Bear stuck to injections for quite a while after Snert went on the pump. He was concerned about the inconvenience of being connected to a device 24/7 and didn't want to devote more time, attention, and testing to his diabetes care than he had been. But he was having more, and more serious, low blood sugar incidents. Switching to a pump improved his blood sugar control a lot, and wearing it has proved to be generally a minor inconvenience.

Bear tried out the minimed continuous glucose monitoring a while back, and wasn't pleased with it. The sensor was painful to insert, and sometimes continued to hurt after insertion; it had a long calibration period after being attached during which it gave no data; and it frequently gave false alerts where it warned of low or high blood glucose when a fingerstick showed that it was in range. This was a version or two back, some of this may well have improved, and I know there are some people who find the continuous glucose monitoring systems very useful.
(Deleted comment)
22nd-Mar-2013 10:40 pm (UTC)
Dietary issues:

How type 1 and type 2 are affected by dietary composition is quite different. A low-carb diet can actually decrease insulin resistance in type 2, giving potentially really dramatic benefits. The underlying mechanisms of type 1 aren't affected that way. It can be harder to match up insulin to the sharper blood sugar spikes that quick-acting high-carb foods make so going low-carb can be helpful in that way. And type 1s can develop insulin resistance as well, so insofar as going low carb protects against *developing* insulin resistance, that's good too.

For type 1, what's more central than the particular decisions you make about the composition of your diet is tracking the information. Those Oreos snert had for a snack? Not the *most* awesome nutritional choice, but if she checked the carb count on them, entered a bolus into her pump to get the insulin to cover those carbs, and checks her blood sugar in a little while to see if everything's going as she expects, then they fit into her diabetes management just fine.
22nd-Mar-2013 11:11 pm (UTC) - Something reassuring, maybe
Here's something that took me some years to really grasp.

Low blood sugar and high blood sugar can both be deadly, but for high blood sugar to kill you, it takes a long time of ignoring your treatments, which should not happen. Judah needs to take this seriously, but it is very treatable.

Low blood sugar can happen much more quickly. But -- and here's what I didn't realize for years -- your body will try to raise your blood sugar again, and usually it can succeed. You shouldn't rely on your natural reactions to treat low blood sugars, but if you make a mistake and don't realize what's happening or something, your natural defenses have a good chance of saving you.

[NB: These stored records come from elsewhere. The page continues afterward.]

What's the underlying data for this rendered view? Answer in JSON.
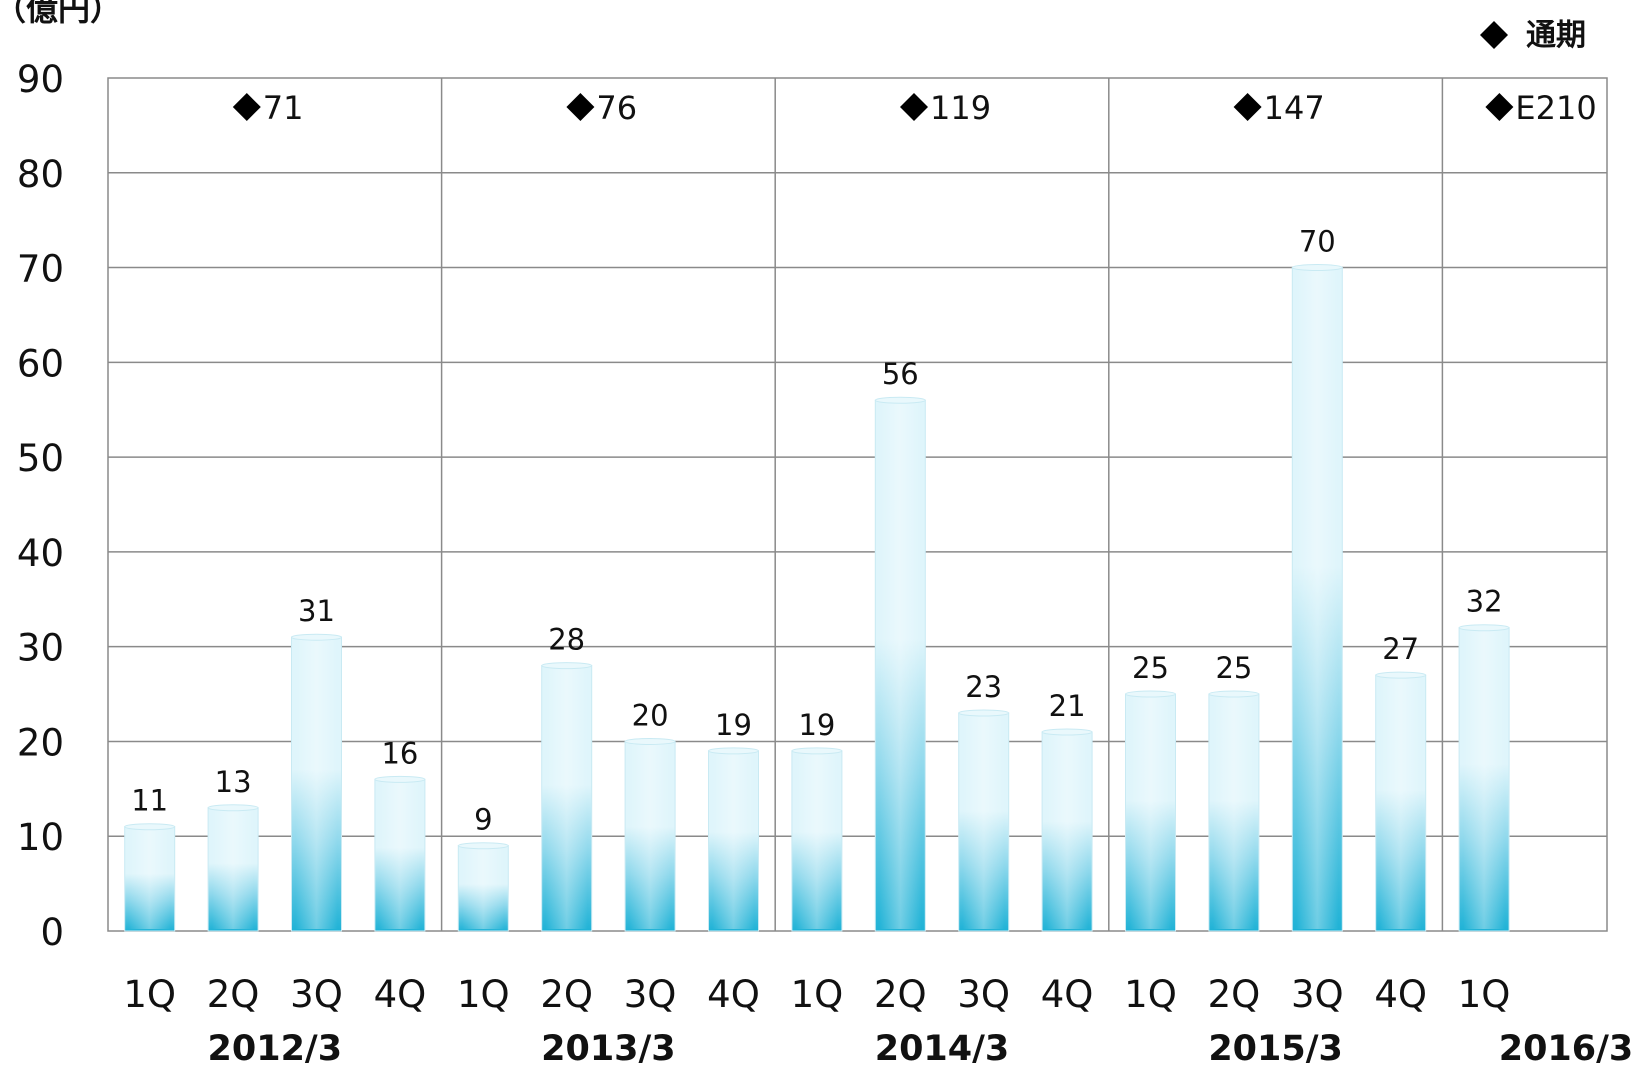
{
  "chart_data": {
    "type": "bar",
    "unit_label": "（億円）",
    "legend": {
      "label": "通期",
      "placement": "top-right"
    },
    "ylim": [
      0,
      90
    ],
    "yticks": [
      0,
      10,
      20,
      30,
      40,
      50,
      60,
      70,
      80,
      90
    ],
    "grid": true,
    "groups": [
      {
        "label": "2012/3",
        "annual_total": "71",
        "quarters": [
          "1Q",
          "2Q",
          "3Q",
          "4Q"
        ],
        "values": [
          11,
          13,
          31,
          16
        ]
      },
      {
        "label": "2013/3",
        "annual_total": "76",
        "quarters": [
          "1Q",
          "2Q",
          "3Q",
          "4Q"
        ],
        "values": [
          9,
          28,
          20,
          19
        ]
      },
      {
        "label": "2014/3",
        "annual_total": "119",
        "quarters": [
          "1Q",
          "2Q",
          "3Q",
          "4Q"
        ],
        "values": [
          19,
          56,
          23,
          21
        ]
      },
      {
        "label": "2015/3",
        "annual_total": "147",
        "quarters": [
          "1Q",
          "2Q",
          "3Q",
          "4Q"
        ],
        "values": [
          25,
          25,
          70,
          27
        ]
      },
      {
        "label": "2016/3",
        "annual_total": "E210",
        "quarters": [
          "1Q"
        ],
        "values": [
          32
        ]
      }
    ],
    "colors": {
      "bar_light": "#dff5fb",
      "bar_dark": "#1fb2d6",
      "grid": "#8a8a8a",
      "marker": "#000000"
    }
  }
}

By the way, one of the ways that the body does this is by releasing adrenaline. If you realize that, you have some idea of what a low blood sugar feels like. Imagine that jolt you get when you hear a door slam loudly when you're alone at night in a creepy house. But it doesn't just last for that instant until your brain kicks in and tells you it's not a monster, it's just a door -- it lasts much longer. You get the shaking, the sweating, the feeling of being too warm, anxiety, etc.
(Deleted comment)
23rd-Mar-2013 04:29 pm (UTC)
I have a client who is normally on a pump, but had it taken away the first time he was in Blount County Jail. Granted, being in a jail that has no special diabetic diet and is lackadaisical about snacks and blood checks is anxiety writ large. But he said in his non-jail life that the pump is far preferable - he doesn't worry so much about being caught out somewhere without what he needs. Also, it pumps every few minutes, so he's on a much more even keel.